こうした時代にあって、「VOL」2号の特集「ベーシック・インカム――ポスト福祉国家における労働と保障」は、ありきたりの格差社会の批判とはまったく異なり、平等が善であることをまったく自明のものとして、あくまで平等な社会を達成する具体的方法論を提案していることに特徴がある。つまり、格差を認めたうえで現状を批判するのではなく、最初から格差の存在を認めないのである。それどころか、平等を達成するための具体的な政策の提言さえも試みている。読者は、このようなストレートな主張に戸惑いを覚えたり、一種のアナクロニズムを感じるかもしれない。しかし、世界を見渡してみれば、ここで述べられている多くの主張はそれほど非現実的な主張でもないし、時代錯誤でもない。

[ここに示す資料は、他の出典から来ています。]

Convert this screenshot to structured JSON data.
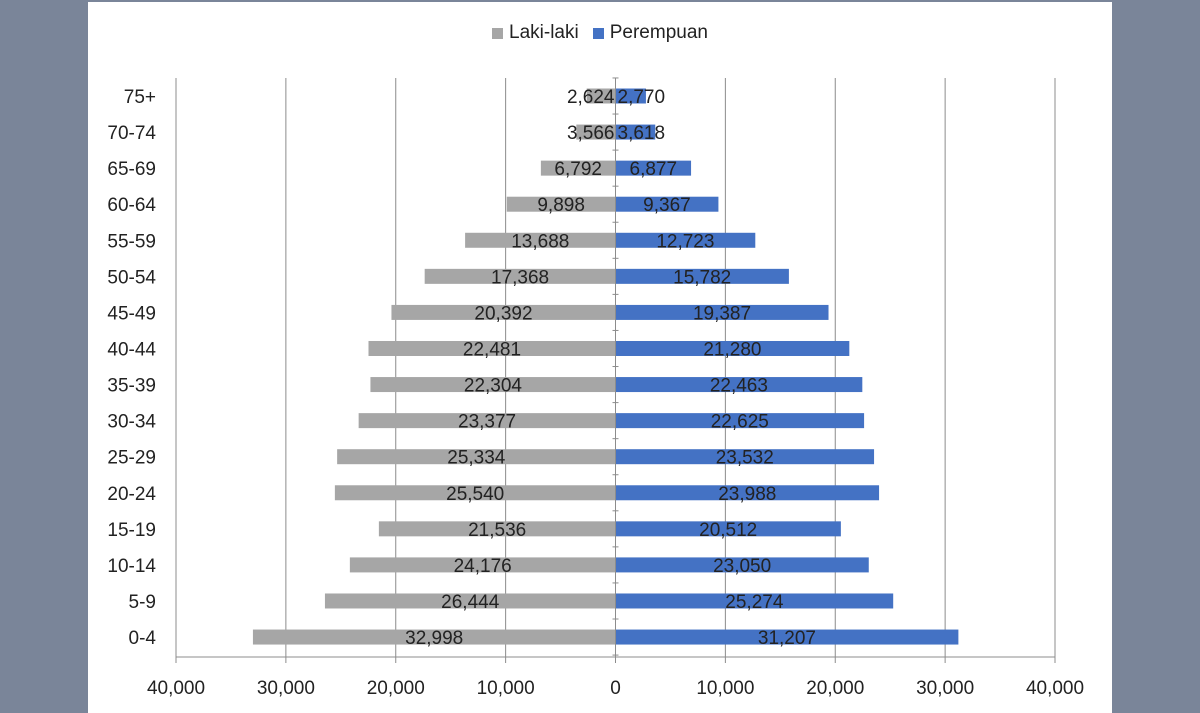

ベーシック・インカムとは、「すべての人が、その生を営むに必要な金銭を無条件で保障されることへの要求」である。そして「人は生存というただ一つの根拠をもとにしてベーシック・インカムを要求」することが認められるべきであり、働いていても働いていなくても人々には生活に必要な金額が与えられるべきだ、という主張である。このような主張は、一見するときわめて非現実的なもの、あるいは反道徳的なものに映る。というのも、われわれは「働かざるもの食うべからず」という言葉を当然のこととして受け入れているからである。しかし、それは本当に当然のことなのだろうか?
現在でさえ、賃金とは自分がおこなった労働の量(時間)や自分にそなわる技能にたいする経済的評価であると多くの人々は信じ込んでいる。そして労働運動は、自分の労働の価値にみあった賃金を要求しつづけている。